Over the past week, we’ve learned quite a bit about how food gets from farmers’ fields all over India to the plates of the country’s 1.2 billion people. What struck us most is the level of fragmentation across the supply chain, which hinders the country’s ability to plan and quickly make adjustments to the system when necessary. These challenges, coupled with the importance of India’s agricultural sector in feeding the population, have compelled the government to step in and regulate parts of the system. Sometimes this is a good thing – government programs provide food for millions of low-income families – however, these government programs can also be extraordinarily inefficient and wasteful, which we’ll discuss at length in later posts. In the meantime, we thought we’d share a brief overview of how the system works, which will hopefully provide some useful context for subsequent entries.
Agriculture in India contributes to just over 20% of the country’s GDP, but provides employment to over 50% of the population. Further, most land holdings are very small – averaging around just a couple acres – and are shrinking as properties are passed down and divided among children in subsequent generations. As a comparison, an average U.S. farm is over 400 acres. This lack of scale makes it difficult for the small farmers to invest in modern equipment and infrastructure, and as a result, most struggle to make ends meet.

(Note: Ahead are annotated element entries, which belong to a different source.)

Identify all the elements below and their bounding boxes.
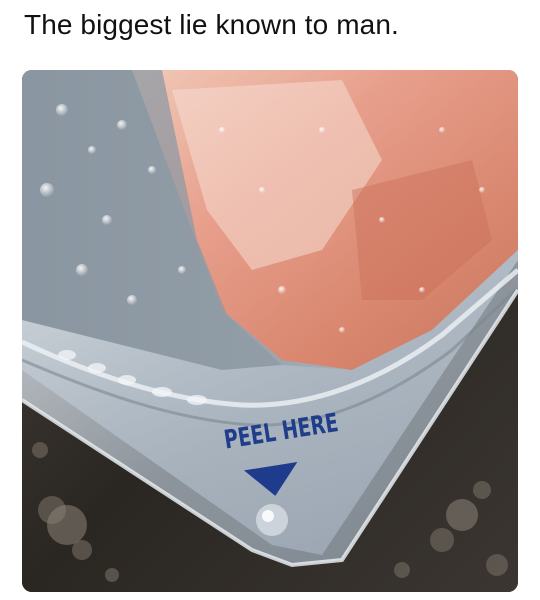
meat-package-photo: PEEL HERE	[22, 70, 518, 592]
photo-illustration	[22, 70, 518, 592]
post-caption: The biggest lie known to man.	[24, 9, 399, 40]
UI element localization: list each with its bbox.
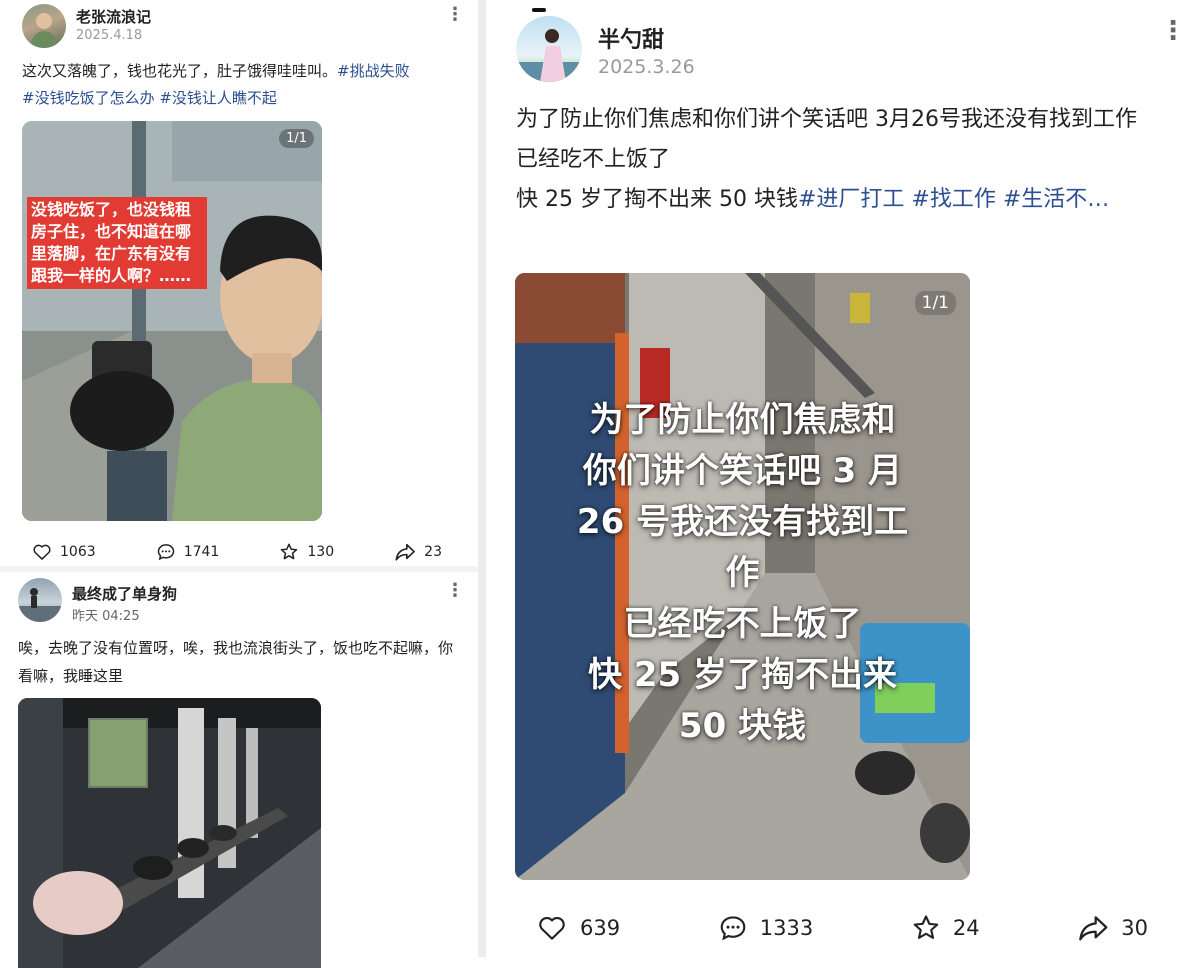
share-arrow-icon [395, 543, 416, 561]
hashtag[interactable]: #找工作 [911, 187, 995, 212]
comment-count: 1741 [183, 544, 220, 560]
post-text: 为了防止你们焦虑和你们讲个笑话吧 3月26号我还没有找到工作 已经吃不上饭了 快… [516, 100, 1176, 220]
share-button[interactable]: 30 [1077, 913, 1148, 943]
favorite-count: 130 [307, 544, 335, 560]
hashtag[interactable]: #没钱吃饭了怎么办 [22, 89, 155, 107]
avatar-image [18, 588, 62, 622]
multi-image-icon: 1/1 [279, 129, 314, 148]
heart-icon [539, 916, 565, 940]
hashtag[interactable]: #进厂打工 [798, 187, 904, 212]
favorite-button[interactable]: 130 [279, 542, 334, 562]
post-card-3[interactable]: 半勺甜 2025.3.26 ⋮ 为了防止你们焦虑和你们讲个笑话吧 3月26号我还… [486, 0, 1200, 957]
image-caption: 没钱吃饭了，也没钱租房子住，也不知道在哪里落脚，在广东有没有跟我一样的人啊？…… [27, 197, 207, 289]
star-icon [913, 915, 939, 939]
action-bar: 639 1333 24 30 [536, 910, 1148, 946]
hashtag[interactable]: #生活不… [1003, 187, 1109, 212]
caption-line: 作 [725, 553, 760, 593]
caption-line: 你们讲个笑话吧 3 月 [582, 451, 903, 491]
photo-scene [18, 698, 321, 968]
heart-icon [33, 544, 51, 560]
image-caption: 为了防止你们焦虑和 你们讲个笑话吧 3 月 26 号我还没有找到工 作 已经吃不… [515, 395, 970, 752]
caption-line: 50 块钱 [678, 706, 807, 746]
column-divider [478, 0, 486, 957]
more-vertical-icon[interactable]: ⋮ [446, 6, 464, 24]
post-card-1[interactable]: 老张流浪记 2025.4.18 ⋮ 这次又落魄了，钱也花光了，肚子饿得哇哇叫。#… [0, 0, 478, 566]
status-indicator [532, 8, 546, 12]
comment-count: 1333 [759, 916, 814, 940]
photo-scene [22, 121, 322, 521]
share-button[interactable]: 23 [394, 542, 442, 562]
image-count: 1/1 [921, 293, 949, 313]
like-count: 639 [580, 916, 621, 940]
post-line-with-tags: 快 25 岁了掏不出来 50 块钱#进厂打工 #找工作 #生活不… [516, 180, 1176, 220]
share-count: 23 [424, 544, 442, 560]
like-count: 1063 [60, 544, 96, 560]
post-line: 快 25 岁了掏不出来 50 块钱 [516, 187, 798, 212]
share-count: 30 [1121, 916, 1148, 940]
caption-line: 为了防止你们焦虑和 [589, 400, 896, 440]
post-text: 这次又落魄了，钱也花光了，肚子饿得哇哇叫。#挑战失败 #没钱吃饭了怎么办 #没钱… [22, 58, 462, 112]
caption-line: 已经吃不上饭了 [623, 604, 862, 644]
avatar-image [516, 29, 582, 82]
author-avatar[interactable] [22, 4, 66, 48]
more-vertical-icon[interactable]: ⋮ [446, 582, 464, 600]
post-text: 唉，去晚了没有位置呀，唉，我也流浪街头了，饭也吃不起嘛，你看嘛，我睡这里 [18, 639, 454, 685]
hashtag[interactable]: #挑战失败 [337, 62, 410, 80]
like-button[interactable]: 1063 [32, 542, 96, 562]
comment-button[interactable]: 1333 [718, 913, 813, 943]
caption-line: 快 25 岁了掏不出来 [588, 655, 897, 695]
image-count: 1/1 [286, 131, 307, 146]
author-avatar[interactable] [516, 16, 582, 82]
hashtag[interactable]: #没钱让人瞧不起 [159, 89, 277, 107]
post-line: 为了防止你们焦虑和你们讲个笑话吧 3月26号我还没有找到工作 [516, 107, 1137, 132]
caption-line: 26 号我还没有找到工 [576, 502, 909, 542]
post-date: 2025.4.18 [76, 28, 143, 43]
post-image[interactable] [18, 698, 321, 968]
more-vertical-icon[interactable]: ⋮ [1160, 18, 1186, 44]
share-arrow-icon [1079, 916, 1108, 941]
avatar-image [30, 13, 58, 48]
like-button[interactable]: 639 [536, 913, 620, 943]
comment-button[interactable]: 1741 [156, 542, 220, 562]
chat-bubble-icon [720, 916, 746, 941]
author-name[interactable]: 半勺甜 [598, 22, 664, 54]
post-body: 这次又落魄了，钱也花光了，肚子饿得哇哇叫。 [22, 62, 338, 80]
chat-bubble-icon [157, 544, 174, 561]
post-image[interactable]: 1/1 没钱吃饭了，也没钱租房子住，也不知道在哪里落脚，在广东有没有跟我一样的人… [22, 121, 322, 521]
author-name[interactable]: 老张流浪记 [76, 6, 151, 27]
author-avatar[interactable] [18, 578, 62, 622]
favorite-count: 24 [952, 916, 980, 940]
star-icon [281, 543, 298, 560]
action-bar: 1063 1741 130 23 [32, 540, 442, 564]
author-name[interactable]: 最终成了单身狗 [72, 583, 177, 604]
favorite-button[interactable]: 24 [911, 913, 980, 943]
post-line: 已经吃不上饭了 [516, 147, 671, 172]
post-date: 昨天 04:25 [72, 609, 140, 624]
post-image[interactable]: 1/1 为了防止你们焦虑和 你们讲个笑话吧 3 月 26 号我还没有找到工 作 … [515, 273, 970, 880]
multi-image-icon: 1/1 [914, 291, 956, 315]
post-date: 2025.3.26 [598, 56, 695, 78]
post-card-2[interactable]: 最终成了单身狗 昨天 04:25 ⋮ 唉，去晚了没有位置呀，唉，我也流浪街头了，… [0, 572, 478, 968]
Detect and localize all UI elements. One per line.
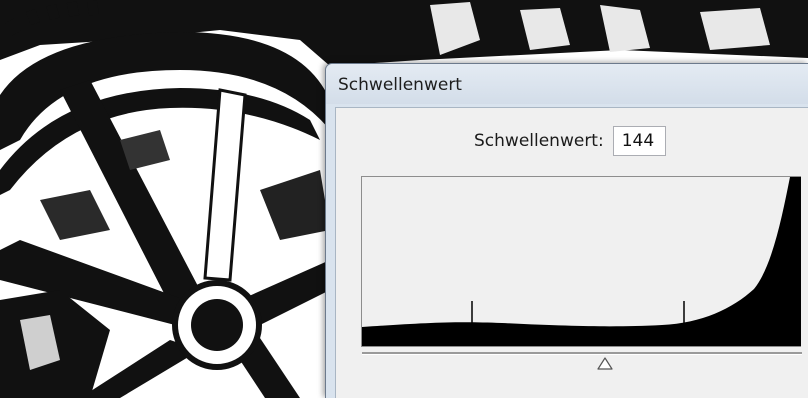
threshold-label: Schwellenwert: <box>474 131 604 151</box>
histogram <box>361 176 801 347</box>
threshold-slider-track[interactable] <box>362 352 802 355</box>
threshold-value-input[interactable]: 144 <box>612 126 666 156</box>
threshold-slider-handle[interactable] <box>597 357 613 371</box>
threshold-dialog: Schwellenwert Schwellenwert: 144 <box>325 63 808 398</box>
dialog-titlebar[interactable]: Schwellenwert <box>326 64 808 104</box>
dialog-title: Schwellenwert <box>338 75 462 95</box>
threshold-row: Schwellenwert: 144 <box>474 126 666 156</box>
dialog-content: Schwellenwert: 144 <box>335 107 808 398</box>
histogram-curve <box>362 177 801 346</box>
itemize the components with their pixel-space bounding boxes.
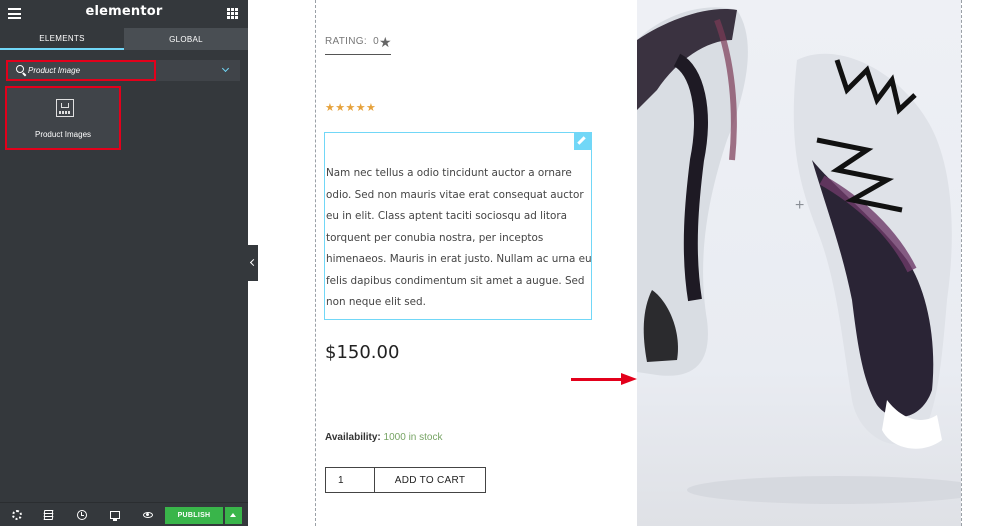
product-images-icon	[56, 99, 74, 117]
brand-logo: elementor	[85, 4, 163, 19]
availability: Availability: 1000 in stock	[325, 432, 442, 443]
widget-label: Product Images	[34, 130, 92, 139]
product-description: Nam nec tellus a odio tincidunt auctor a…	[326, 167, 592, 308]
responsive-icon[interactable]	[110, 511, 120, 521]
search-input[interactable]	[28, 63, 148, 77]
sneakers-image	[637, 7, 961, 504]
panel-tabs: ELEMENTS GLOBAL	[0, 28, 248, 50]
column-border-left	[315, 0, 316, 526]
edit-pencil-icon[interactable]	[574, 132, 592, 150]
star-rating: ★★★★★	[325, 102, 377, 114]
annotation-arrow-line	[571, 378, 623, 381]
column-border-right	[961, 0, 962, 526]
editor-panel: elementor ELEMENTS GLOBAL Product Images…	[0, 0, 248, 526]
rating-underline	[325, 54, 391, 55]
history-icon[interactable]	[77, 510, 87, 520]
panel-header: elementor	[0, 0, 248, 28]
rating-label: RATING:	[325, 36, 367, 47]
tab-global[interactable]: GLOBAL	[124, 28, 248, 50]
add-to-cart-button[interactable]: ADD TO CART	[374, 467, 486, 493]
eye-icon[interactable]	[143, 512, 153, 518]
stock-status: 1000 in stock	[383, 432, 443, 443]
panel-footer: PUBLISH	[0, 502, 248, 526]
search-bar	[6, 60, 240, 81]
gear-icon[interactable]	[12, 510, 22, 520]
rating-text: RATING: 0	[325, 36, 379, 47]
layers-icon[interactable]	[43, 510, 54, 520]
publish-button[interactable]: PUBLISH	[165, 507, 223, 524]
product-image[interactable]	[637, 0, 961, 526]
widgets-grid-icon[interactable]	[227, 8, 238, 19]
tab-elements[interactable]: ELEMENTS	[0, 28, 124, 50]
quantity-input[interactable]	[325, 467, 375, 493]
widget-product-images[interactable]: Product Images	[5, 86, 121, 150]
product-description-widget[interactable]: Nam nec tellus a odio tincidunt auctor a…	[324, 132, 592, 320]
collapse-panel-button[interactable]	[248, 245, 258, 281]
annotation-arrow-icon	[621, 373, 637, 385]
search-icon	[16, 65, 24, 73]
availability-label: Availability:	[325, 432, 381, 443]
add-element-icon[interactable]: +	[795, 197, 804, 215]
chevron-down-icon[interactable]	[221, 64, 230, 73]
product-price: $150.00	[325, 342, 400, 363]
publish-options-button[interactable]	[225, 507, 242, 524]
star-icon: ★	[379, 34, 392, 50]
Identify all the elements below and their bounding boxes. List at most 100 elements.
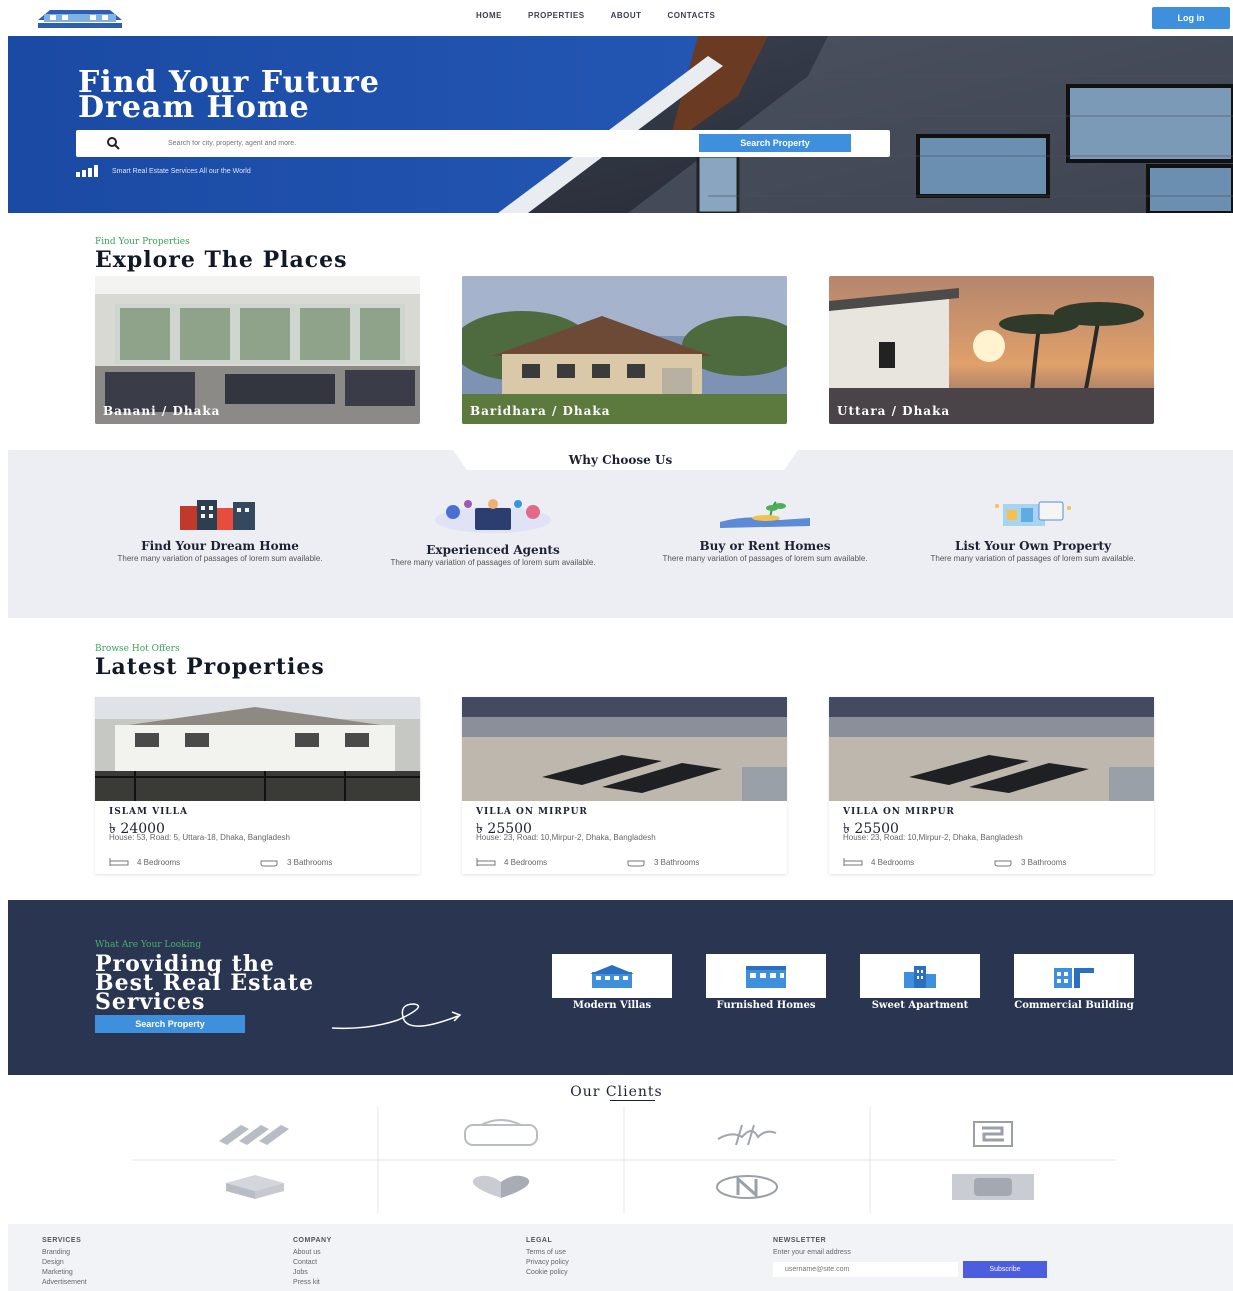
property-image-villa (95, 697, 420, 801)
property-card[interactable]: VILLA ON MIRPUR ৳ 25500 House: 23, Road:… (829, 697, 1154, 874)
place-label: Baridhara / Dhaka (470, 404, 611, 418)
client-logo (624, 1160, 870, 1213)
footer-newsletter-column: NEWSLETTER Enter your email address (773, 1237, 851, 1256)
feature-experienced-agents: Experienced Agents There many variation … (388, 498, 598, 567)
latest-title: Latest Properties (95, 654, 325, 680)
property-address: House: 53, Road: 5, Uttara-18, Dhaka, Ba… (109, 833, 290, 842)
nav-properties[interactable]: PROPERTIES (528, 11, 585, 20)
latest-kicker: Browse Hot Offers (95, 644, 180, 654)
apartment-icon (904, 966, 936, 988)
n-circle-logo-icon (716, 1174, 778, 1199)
nav-home[interactable]: HOME (476, 11, 502, 20)
footer-link[interactable]: About us (293, 1248, 332, 1258)
clients-title: Our Clients (570, 1084, 663, 1100)
badge-logo-icon (464, 1118, 538, 1146)
main-nav: HOME PROPERTIES ABOUT CONTACTS (476, 11, 715, 20)
blue-king-logo[interactable] (30, 4, 130, 31)
footer-link[interactable]: Press kit (293, 1278, 332, 1288)
footer-link[interactable]: Privacy policy (526, 1258, 569, 1268)
client-logo (132, 1107, 378, 1160)
heart-logo-icon (472, 1175, 530, 1198)
explore-heading: Find Your Properties Explore The Places (95, 237, 348, 273)
client-logo (378, 1160, 624, 1213)
newsletter-label: Enter your email address (773, 1249, 851, 1256)
subscribe-button[interactable]: Subscribe (963, 1261, 1047, 1278)
place-card-baridhara[interactable]: Baridhara / Dhaka (462, 276, 787, 424)
bathtub-icon (260, 860, 278, 867)
place-card-uttara[interactable]: Uttara / Dhaka (829, 276, 1154, 424)
property-name: VILLA ON MIRPUR (843, 807, 955, 817)
login-button[interactable]: Log in (1152, 7, 1230, 29)
property-name: ISLAM VILLA (109, 807, 188, 817)
site-footer: SERVICES Branding Design Marketing Adver… (8, 1224, 1233, 1291)
bathtub-icon (994, 860, 1012, 867)
footer-services-column: SERVICES Branding Design Marketing Adver… (42, 1237, 87, 1288)
footer-link[interactable]: Terms of use (526, 1248, 569, 1258)
property-bathrooms: 3 Bathrooms (259, 857, 332, 867)
services-kicker: What Are Your Looking (95, 940, 202, 950)
commercial-building-icon (1054, 968, 1094, 988)
feature-buy-rent-homes: Buy or Rent Homes There many variation o… (660, 498, 870, 563)
property-bedrooms: 4 Bedrooms (476, 857, 547, 867)
hero-tagline: Smart Real Estate Services All our the W… (76, 165, 251, 177)
service-modern-villas[interactable]: Modern Villas (552, 954, 672, 1011)
client-logo (378, 1107, 624, 1160)
agents-icon (435, 499, 551, 533)
hero-title: Find Your Future Dream Home (78, 65, 380, 125)
bathtub-icon (627, 860, 645, 867)
search-property-button[interactable]: Search Property (699, 134, 851, 152)
villa-icon (590, 965, 634, 988)
property-address: House: 23, Road: 10,Mirpur-2, Dhaka, Ban… (843, 833, 1023, 842)
property-card[interactable]: ISLAM VILLA ৳ 24000 House: 53, Road: 5, … (95, 697, 420, 874)
client-logo (870, 1160, 1116, 1213)
hero-search-input[interactable] (168, 135, 688, 152)
place-label: Uttara / Dhaka (837, 404, 951, 418)
place-image-beach-house (829, 276, 1154, 424)
services-search-property-button[interactable]: Search Property (95, 1015, 245, 1033)
furnished-home-icon (746, 966, 786, 988)
signature-logo-icon (717, 1124, 777, 1145)
client-logo (870, 1107, 1116, 1160)
footer-link[interactable]: Advertisement (42, 1278, 87, 1288)
footer-link[interactable]: Jobs (293, 1268, 332, 1278)
bar-chart-icon (76, 165, 98, 177)
footer-company-column: COMPANY About us Contact Jobs Press kit (293, 1237, 332, 1288)
service-furnished-homes[interactable]: Furnished Homes (706, 954, 826, 1011)
service-sweet-apartment[interactable]: Sweet Apartment (860, 954, 980, 1011)
bed-icon (109, 858, 129, 866)
latest-heading: Browse Hot Offers Latest Properties (95, 644, 325, 680)
place-card-banani[interactable]: Banani / Dhaka (95, 276, 420, 424)
footer-link[interactable]: Contact (293, 1258, 332, 1268)
place-image-house (462, 276, 787, 424)
feature-find-dream-home: Find Your Dream Home There many variatio… (115, 498, 325, 563)
newsletter-email-input[interactable] (773, 1262, 958, 1277)
footer-link[interactable]: Cookie policy (526, 1268, 569, 1278)
why-title: Why Choose Us (568, 453, 673, 467)
place-image-interior (95, 276, 420, 424)
footer-link[interactable]: Marketing (42, 1268, 87, 1278)
hero-banner: Find Your Future Dream Home Search Prope… (8, 36, 1233, 213)
property-bedrooms: 4 Bedrooms (109, 857, 180, 867)
explore-kicker: Find Your Properties (95, 237, 190, 247)
why-choose-us-section: Why Choose Us Find Your Dream Home There… (8, 450, 1233, 618)
services-title: Providing the Best Real Estate Services (95, 951, 315, 1015)
property-bedrooms: 4 Bedrooms (843, 857, 914, 867)
footer-link[interactable]: Branding (42, 1248, 87, 1258)
hero-search-bar: Search Property (76, 130, 890, 157)
buildings-icon (180, 500, 255, 530)
feature-list-property: List Your Own Property There many variat… (928, 498, 1138, 563)
footer-legal-column: LEGAL Terms of use Privacy policy Cookie… (526, 1237, 569, 1278)
ss-box-logo-icon (973, 1120, 1013, 1147)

There are two main types of agricultural supply chains in India – one which is highly-regulated by the government and another that is run by the private sector. In the 1960s, due to concerns over food security, the Indian government created special rules for five key agricultural products – wheat, rice, pulses, sugar and edible oils. Wheat is managed particularly closely as it serves as the majority of the government’s 55 million ton safety stock of food. Other products, such as fruits and vegetables, are generally unregulated and are handled almost entirely by the private sector. Both chains, not surprisingly, start on the farm.
Nearly all farmers sell their produce in government controlled markets, which are often just a few kilometers up the street from the farms. The transactions are handled predominantly by Commission Agents who negotiate prices with the farmers. The Commission Agents don’t own the produce at any point, but rather find a buyer, usually the government or a produce trader, and then charge a percentage commission which generally ranges from 2.5-6% of the transaction value.
The Commission Agents also often provide financing for the farmer throughout the growing period. This financing structure is particularly important because most farmers can’t get credit in excess of the value of their next harvest. Since most farmers have so little land, this means they can rarely afford to make investments that will increase efficiency and reduce waste.
At this point the supply chain splits between the government and the private sector. If the government is buying a regulated crop, the Food Corporation of India will transact with the Commission Agent at a regulated minimum support price. The Food Corporation of India, a government body, is by far the largest purchaser of wheat, as well as many of the other key agricultural products, which it stores and distributes to impoverished populations through the Public Distribution System. Most of the regulated produce is grown in Punjab and Hariana and moved by truck or train to the rest of the country. The Public Distribution System operates nearly half a million retail markets where government ration cards must be presented to receive subsidized food.
The private sector supply chain, which moves mostly fruits and vegetables, has traditionally been much more local and highly fragmented, especially on the retail side. The movement of a product from a farm to a market often involves 4-5 middlemen. The Commission Agents generally sell to one or more traders who arrange for the produce to be shipped to city wholesale markets. Once there, it is sold yet again to local retailers, who then sell the produce to consumers. Due to the lack of cold storage mentioned in the prior post, any disruption of this sequence can result in tons of food spoiling.
The recent emergence of larger food companies, often headquartered in other countries, is beginning to change this through direct purchases from farmers as well as investment in modern processing and logistics. However, these participants still play a minor role in the overall supply chain, as the government limits and regulates foreign direct investment in India.